提交Topology的操作是，初始化NimbusClient，上传Jar包，检查该Topology是否存在，一切完工后，接下来就交由Nimbus来做了。

Nimbus

Nimbus可以说是storm中最核心的部分，它的主要功能有两个：

对Topology的任务进行分配资源

接收用户的命令并做相应的处理，如Topology的提交，杀死，激活等等

Nimbus本身是基于Thrift框架实现的，使用了Thrift的THsHaServer服务，即半同步半异步服务模式，使用一个单独的线程来处理网络IO，使用一个独立的线程池来处理消息，大大提高了消息的并发处理能力。

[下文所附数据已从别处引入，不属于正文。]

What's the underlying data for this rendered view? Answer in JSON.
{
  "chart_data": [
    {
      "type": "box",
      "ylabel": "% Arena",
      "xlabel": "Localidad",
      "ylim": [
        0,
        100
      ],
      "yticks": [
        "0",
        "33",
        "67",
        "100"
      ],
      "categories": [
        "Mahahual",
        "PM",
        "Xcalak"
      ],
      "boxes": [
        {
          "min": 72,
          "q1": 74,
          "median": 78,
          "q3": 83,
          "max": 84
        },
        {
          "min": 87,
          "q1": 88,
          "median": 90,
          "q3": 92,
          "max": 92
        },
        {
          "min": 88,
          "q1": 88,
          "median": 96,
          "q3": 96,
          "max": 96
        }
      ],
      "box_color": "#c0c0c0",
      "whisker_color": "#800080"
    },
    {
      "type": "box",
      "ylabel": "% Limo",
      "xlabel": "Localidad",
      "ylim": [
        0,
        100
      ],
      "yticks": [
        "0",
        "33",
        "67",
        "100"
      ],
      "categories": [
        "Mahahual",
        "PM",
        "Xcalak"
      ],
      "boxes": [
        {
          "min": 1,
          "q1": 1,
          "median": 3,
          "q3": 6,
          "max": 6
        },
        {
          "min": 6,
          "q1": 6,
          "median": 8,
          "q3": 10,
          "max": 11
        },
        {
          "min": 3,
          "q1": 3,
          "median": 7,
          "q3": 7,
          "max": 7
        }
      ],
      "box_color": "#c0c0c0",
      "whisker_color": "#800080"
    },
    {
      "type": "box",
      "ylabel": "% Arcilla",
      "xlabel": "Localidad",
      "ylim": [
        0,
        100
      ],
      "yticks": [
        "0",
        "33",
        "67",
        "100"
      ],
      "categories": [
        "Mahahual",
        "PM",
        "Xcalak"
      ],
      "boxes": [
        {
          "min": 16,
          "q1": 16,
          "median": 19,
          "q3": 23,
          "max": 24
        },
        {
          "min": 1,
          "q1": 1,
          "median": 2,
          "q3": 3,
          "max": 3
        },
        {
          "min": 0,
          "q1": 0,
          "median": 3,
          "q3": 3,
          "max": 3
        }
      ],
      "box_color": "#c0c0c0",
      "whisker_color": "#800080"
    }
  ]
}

服务接口的定义都在storm.thrift文件中定义，贴下部分代码：

service Nimbus {  
  void submitTopology(1: string name, 2: string uploadedJarLocation, 3: string jsonConf,
4: StormTopology topology) throws (1: AlreadyAliveException e, 2: InvalidTopologyException ite);  
  void submitTopologyWithOpts(1: string name, 2: string uploadedJarLocation, 3: string jsonConf, 
4: StormTopology topology, 5: SubmitOptions options) throws (1: AlreadyAliveException e, 2: InvalidTopologyException ite);  
  void killTopology(1: string name) throws (1: NotAliveException e);  
  void killTopologyWithOpts(1: string name, 2: KillOptions options) throws (1: NotAliveException e);  
  void activate(1: string name) throws (1: NotAliveException e);  
  void deactivate(1: string name) throws (1: NotAliveException e);  
  void rebalance(1: string name, 2: RebalanceOptions options) throws (1: NotAliveException e, 
2: InvalidTopologyException ite);  
  
  // need to add functions for asking about status of storms, what nodes they're running on, looking at task logs  
  
  string beginFileUpload();  
  void uploadChunk(1: string location, 2: binary chunk);  
  void finishFileUpload(1: string location);  
    
  string beginFileDownload(1: string file);  
  //can stop downloading chunks when receive 0-length byte array back  
  binary downloadChunk(1: string id);  
  
  // returns json  
  string getNimbusConf();  
  // stats functions  
  ClusterSummary getClusterInfo();  
  TopologyInfo getTopologyInfo(1: string id) throws (1: NotAliveException e);  
  //returns json  
  string getTopologyConf(1: string id) throws (1: NotAliveException e);  
  StormTopology getTopology(1: string id) throws (1: NotAliveException e);  
  StormTopology getUserTopology(1: string id) throws (1: NotAliveException e);  
}

当执行命令 nohup ${STORM_HOME}/bin/storm nimbus & 时，会启动nimbus服务，具体的代码执行：storm python脚本代码，默认启动backtype.storm.daemon.nimbus程序：

def nimbus(klass="backtype.storm.daemon.nimbus"):  
    """Syntax: [storm nimbus]  
  
    Launches the nimbus daemon. This command should be run under   
    supervision with a tool like daemontools or monit.   
  
    See Setting up a Storm cluster for more information.  
    (http://storm.incubator.apache.org/documentation/Setting-up-a-Storm-cluster)  
    """  
    cppaths = [CLUSTER_CONF_DIR]  
    jvmopts = parse_args(confvalue("nimbus.childopts", cppaths)) + [  
        "-Dlogfile.name=nimbus.log",  
        "-Dlogback.configurationFile=" + STORM_DIR + "/logback/cluster.xml",  
    ]  
    exec_storm_class(  
        klass,   
        jvmtype="-server",   
        extrajars=cppaths,   
        jvmopts=jvmopts)

然后执行nimbus.clj 脚本，主要涉及两个方法——launch-server!(nimbus的启动入口)和service-handler（真正定义处理逻辑的地方）。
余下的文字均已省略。